The intricacies of climate change policy have not been front of mind for the Australian government this last half year, but the issue is now back on the agenda. Yesterday a review chaired by energy industry executive Grant King into new low-cost sources of emissions reduction was released. The government has accepted many of its recommendations.
Federal energy minister Angus Taylor says the changes create new ways to reduce emissions across the industrial, manufacturing, transport and agriculture sectors.
The package spells a broadening of existing mechanisms and may open the door to some better outcomes. But the existing climate policy patchwork remains deeply inadequate, and in practice the changes may do little more than channel government funding to industry.

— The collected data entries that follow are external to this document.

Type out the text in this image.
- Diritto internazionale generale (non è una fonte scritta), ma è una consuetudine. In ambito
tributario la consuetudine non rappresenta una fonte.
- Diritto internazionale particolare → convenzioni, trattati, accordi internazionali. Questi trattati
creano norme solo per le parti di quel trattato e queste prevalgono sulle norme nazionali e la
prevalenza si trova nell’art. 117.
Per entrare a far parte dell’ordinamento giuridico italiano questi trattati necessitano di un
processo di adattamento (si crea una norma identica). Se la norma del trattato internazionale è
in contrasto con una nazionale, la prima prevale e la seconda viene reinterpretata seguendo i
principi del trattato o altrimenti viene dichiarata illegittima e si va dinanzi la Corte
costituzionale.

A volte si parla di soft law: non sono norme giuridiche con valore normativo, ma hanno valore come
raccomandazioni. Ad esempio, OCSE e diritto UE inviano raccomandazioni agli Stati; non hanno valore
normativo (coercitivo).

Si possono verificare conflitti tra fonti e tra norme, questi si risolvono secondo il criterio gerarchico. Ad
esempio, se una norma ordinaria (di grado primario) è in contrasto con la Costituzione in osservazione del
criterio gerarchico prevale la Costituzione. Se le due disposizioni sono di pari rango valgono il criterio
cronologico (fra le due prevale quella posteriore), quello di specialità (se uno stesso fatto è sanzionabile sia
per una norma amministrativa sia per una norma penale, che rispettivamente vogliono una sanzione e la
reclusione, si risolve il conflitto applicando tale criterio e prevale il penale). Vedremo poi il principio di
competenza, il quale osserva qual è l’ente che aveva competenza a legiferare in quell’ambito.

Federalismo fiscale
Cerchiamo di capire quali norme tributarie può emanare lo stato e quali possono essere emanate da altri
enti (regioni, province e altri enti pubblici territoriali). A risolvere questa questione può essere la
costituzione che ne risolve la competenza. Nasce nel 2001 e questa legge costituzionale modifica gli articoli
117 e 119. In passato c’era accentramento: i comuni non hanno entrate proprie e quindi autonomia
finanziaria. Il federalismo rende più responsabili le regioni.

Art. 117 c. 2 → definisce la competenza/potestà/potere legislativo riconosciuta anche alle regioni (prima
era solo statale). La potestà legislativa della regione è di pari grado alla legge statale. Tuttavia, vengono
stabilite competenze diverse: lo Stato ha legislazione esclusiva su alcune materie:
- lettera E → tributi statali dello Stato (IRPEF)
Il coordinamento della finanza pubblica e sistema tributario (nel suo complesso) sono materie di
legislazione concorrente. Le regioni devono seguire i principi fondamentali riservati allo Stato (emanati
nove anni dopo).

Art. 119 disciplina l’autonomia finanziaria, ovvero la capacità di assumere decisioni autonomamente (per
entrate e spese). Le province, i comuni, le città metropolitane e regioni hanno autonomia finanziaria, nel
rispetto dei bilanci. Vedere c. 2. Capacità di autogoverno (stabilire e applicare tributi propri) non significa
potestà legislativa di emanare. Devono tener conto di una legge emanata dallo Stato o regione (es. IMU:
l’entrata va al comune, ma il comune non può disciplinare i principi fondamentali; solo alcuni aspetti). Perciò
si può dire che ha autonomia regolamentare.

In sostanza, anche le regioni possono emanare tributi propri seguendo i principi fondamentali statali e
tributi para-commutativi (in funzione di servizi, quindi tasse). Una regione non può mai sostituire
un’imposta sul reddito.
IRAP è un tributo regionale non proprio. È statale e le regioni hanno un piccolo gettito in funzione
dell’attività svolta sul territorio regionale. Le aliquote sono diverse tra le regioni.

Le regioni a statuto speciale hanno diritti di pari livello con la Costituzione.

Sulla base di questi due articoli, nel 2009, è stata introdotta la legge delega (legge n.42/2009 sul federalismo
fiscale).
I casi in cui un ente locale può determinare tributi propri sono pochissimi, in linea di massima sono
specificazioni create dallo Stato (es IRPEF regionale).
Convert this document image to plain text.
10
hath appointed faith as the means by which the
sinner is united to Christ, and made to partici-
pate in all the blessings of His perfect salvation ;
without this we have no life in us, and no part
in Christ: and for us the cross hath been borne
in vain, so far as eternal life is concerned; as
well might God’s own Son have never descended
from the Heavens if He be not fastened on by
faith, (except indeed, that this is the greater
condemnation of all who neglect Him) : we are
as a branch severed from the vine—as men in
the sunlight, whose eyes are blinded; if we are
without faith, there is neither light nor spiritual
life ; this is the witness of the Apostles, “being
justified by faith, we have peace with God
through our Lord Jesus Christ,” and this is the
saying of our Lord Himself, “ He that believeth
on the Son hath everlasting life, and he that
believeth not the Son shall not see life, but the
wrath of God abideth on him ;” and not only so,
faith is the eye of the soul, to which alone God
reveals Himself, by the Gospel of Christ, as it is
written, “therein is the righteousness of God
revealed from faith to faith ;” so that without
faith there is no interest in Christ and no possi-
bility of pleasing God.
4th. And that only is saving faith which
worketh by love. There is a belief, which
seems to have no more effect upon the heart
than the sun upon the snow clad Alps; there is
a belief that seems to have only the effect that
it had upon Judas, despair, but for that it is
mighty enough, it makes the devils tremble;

The role of carbon capture and storage and storage
In line with the review’s recommendation, the government’s emissions reduction fund will be extended to projects using carbon capture and storage (CCS) technology.
CCS involves capturing carbon dioxide from sources such as power stations, gas plants or cement plants and pumping it underground. It tends to be technically difficult and costly per unit of tonne of emissions saved, and usually does not capture all of the emissions.
The Emissions Reduction Fund (ERF) has been the government’s primary climate policy mechanism. It gives subsidies to projects that are deemed to reduce carbon emissions – to date, mainly in agriculture and forestry. The policy is vastly less effective and efficient than the carbon pricing mechanism it replaced in 2014.
The obvious criticism is that extending government support to CCS locks in some fossil fuel use, when Australia has great opportunities to put our energy system on a zero-emissions footing using cheap renewable energy.